More in Windows Walls and Doors
Use a tape measure to find the center point lengthwise and widthwise in the room (Image 1). Snap cross hairs with the chalk line. Snap one straight line from side to side, and another straight line closer to the side walls. This line will be helpful when lining up the edges of the tiles (Image 2).
Measure and cut the tin on the guillotine. Make sure the edge is against the fence. Finish cutting with tin snips.
Making sure the "male" end of the tile is against the wall, line up the first tin piece on the edge of the ceiling and mark the center of each hole on the "female" edge of the tile. These marks are where the drywall anchors will go (Image 1).
Hammer drywall anchors into the marks and screw them into place (Image 2), then secure the tile to to the ceiling with drywall screws (Image 3).

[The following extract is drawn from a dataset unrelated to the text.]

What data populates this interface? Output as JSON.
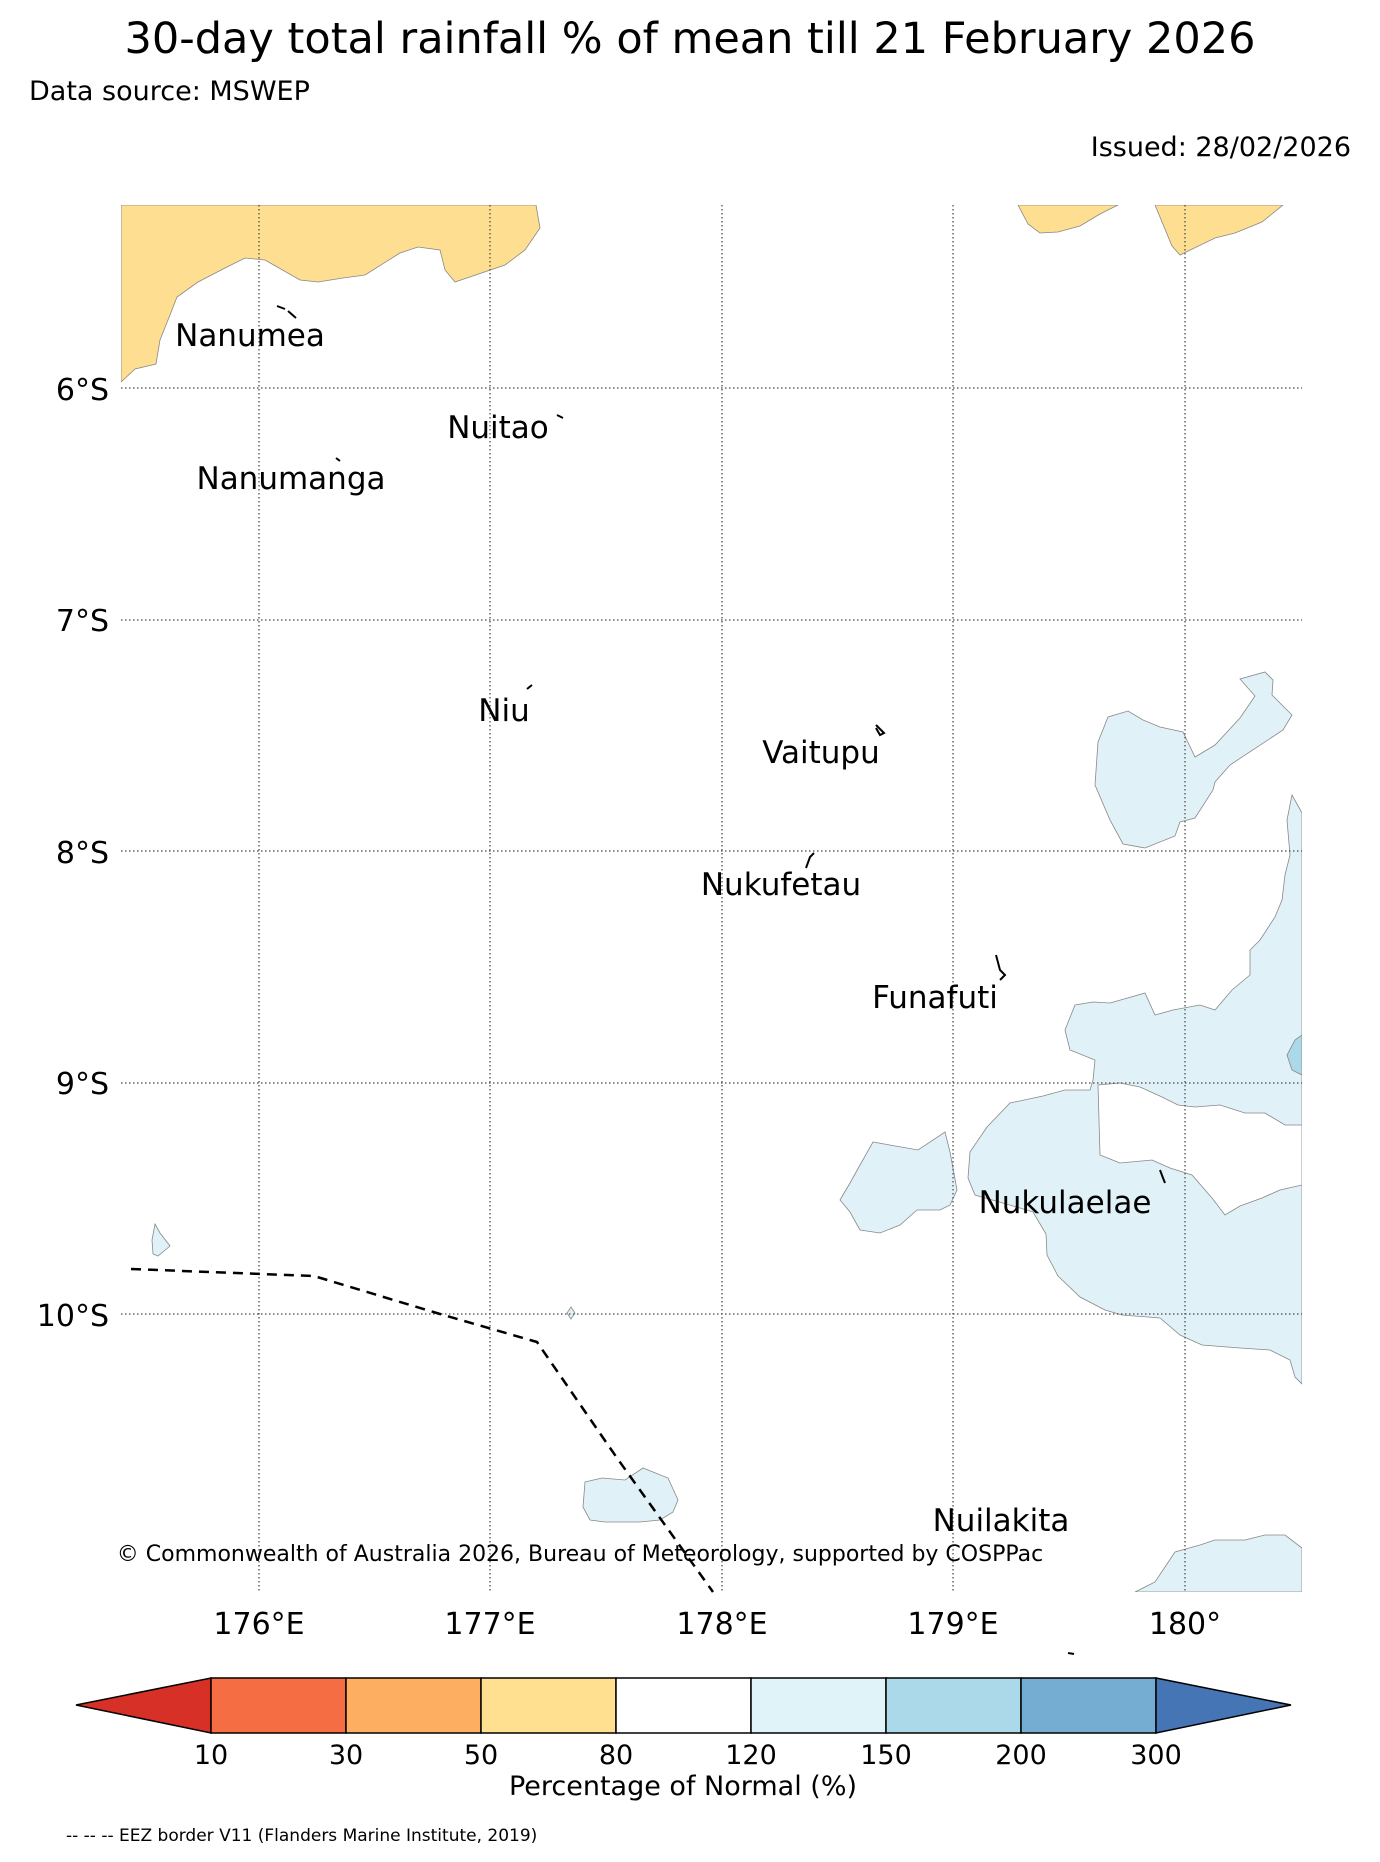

Slide the second piece against the first, interlocking the male and female flanges. Continue in this same manner for the rest of the row.
After installing the first row of tin tiles, work your way out, snapping the male end of the new tiles into the female end of the installed tiles.
Use a brad nailer to add nails into the opposite flange. This works fine for the rest of the rows. The locking system helps to hold up one end of the tiles.
Take measurements and use a compass to mark the circular hole that needs to be cut for the light (Image 1); use tin snips to cut out the circle.
Tap the joints together with a rubber mallet to lock the mail flanges into the female ones. Add more brad nails to secure the edges (Image 2). Use silicone adhesive on some of the larger tiles to keep them from bowing.